Tam bir müzeler kenti
İstasyon merkezde, otomobille otele geçerken etrafı izliyoruz. Klasik bir Avrupa başkenti Sofya ancak Rus döneminin gri blokları, bir tabloya gelişigüzel atılmış lekeler gibi…
Tumblr media
Otelimizin odaları meydana bakıyor.
Çar 2. Aleksandr’ın at üzerindeki heykelinin tam ortasında durduğu tarihi meydana bakan Sofia Intercontinental Oteli’ne çantalarımızı bırakıp koşarak çıkıyoruz. Heykeli nirengi noktası kabul edip geniş caddeleri turlayarak, tüm gün yürüyerek en önemli tarihi yapılarını görebilirsiniz. Burası bir müzeler kenti; hepsini ziyaret etmek isterseniz 3 gün kalmalısınız.
Tumblr media
Aziz Aleksandr Nevski Katedrali
Türk rehberimiz Aylin, kentin tek ibadete açık camisi Banyabaşı’na götürüyor bizi. Mimar Sinan eseri olduğu iddia ediliyor ama değilmiş. 20’den fazla cami, 13 mescit ve 10 tekkeyle Sofya’nın ‘Osmanlı görünümü’ 1878’de yönetimi geçici olarak alan Rus Prens Dondukov’u rahatsız etmiş… Belediye Başkanı Mosollov’a uygun yapılara ve minarelere bombalar yerleştirtmiş. Gök gürültülü bir gecede, bombalar patlatılıp minareler, kimi tekkeler yıkılmış ve suç yıldırımlara atılmış. Balkanlar’ın en büyük camisinin minareleri de o zaman yıkılmış; Koca Mahmud Paşa Camisi… Bugün Ulusal Arkeoloji Müzesi olarak hizmet veriyor. Banyabaşı’nın arkasındaki Tarihi Türk Hamamları da bugün Sofya Bölge Tarih Müzesi. Buz gibi havada önündeki fıskiyelerden sıcacık şifalı sular akıyor. Biraz daha yürüyüp Tsentralni Hali’ne varıyoruz.

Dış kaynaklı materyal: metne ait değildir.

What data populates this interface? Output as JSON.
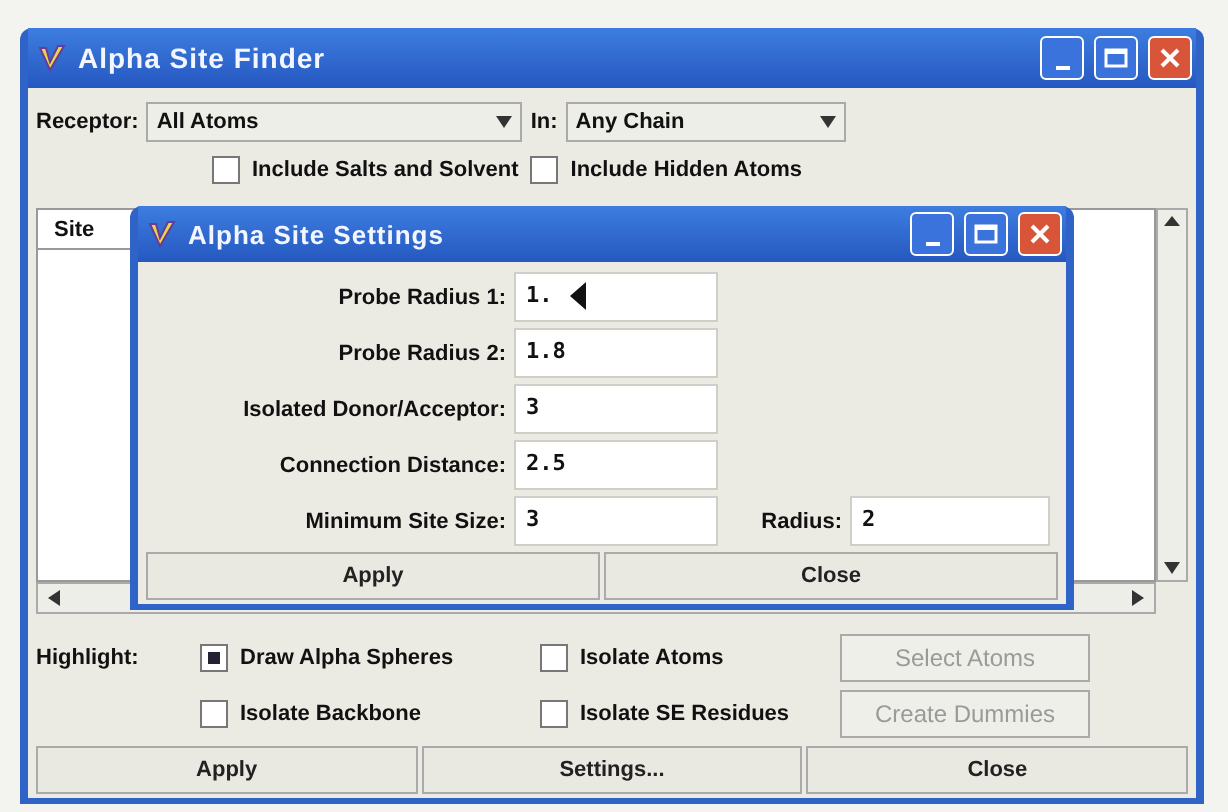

Neo-Rönesans etkili, sütunlu kemerli yapı bildiğiniz şehir hali. Halin karşısında metro inşaatıyla gün yüzüne çıkan Serdika Antik Kenti var. MÖ 7’nci yüzyılda kurulan Trak kentini MÖ 27’de işgal eden Romalılar büyütüp bir geçiş yolu haline getirmiş. Gündelik hayatın hızlıca akıp geçtiği meydanda atılan her adım arası bin yıl gibi… Metro geçidinden karşıya geçtiğimizde kutsal bilgelik anıtı Sofya Ana heykelinin dibindeyiz. Bir elinde baykuş, bir elinde defne var. Her bir köşesinde cami, kilise ve havra olan üçgene Hoşgörü Meydanı diyorlar. Bu üçgenin uzak ucunda Sofya’nın simgesi haline gelen Aziz Aleksandr Nevski Katedrali’ni geziyoruz. Geniş bir meydan ve etrafı park. “Keşke bu meydana karşı bir fincan kahve içebilsek” diye diye yürümeye devam ediyoruz. Bizim vaktimiz yoktu ama siz her meydanda, her parkta mola verin, burası aynı zamanda bir parklar kenti.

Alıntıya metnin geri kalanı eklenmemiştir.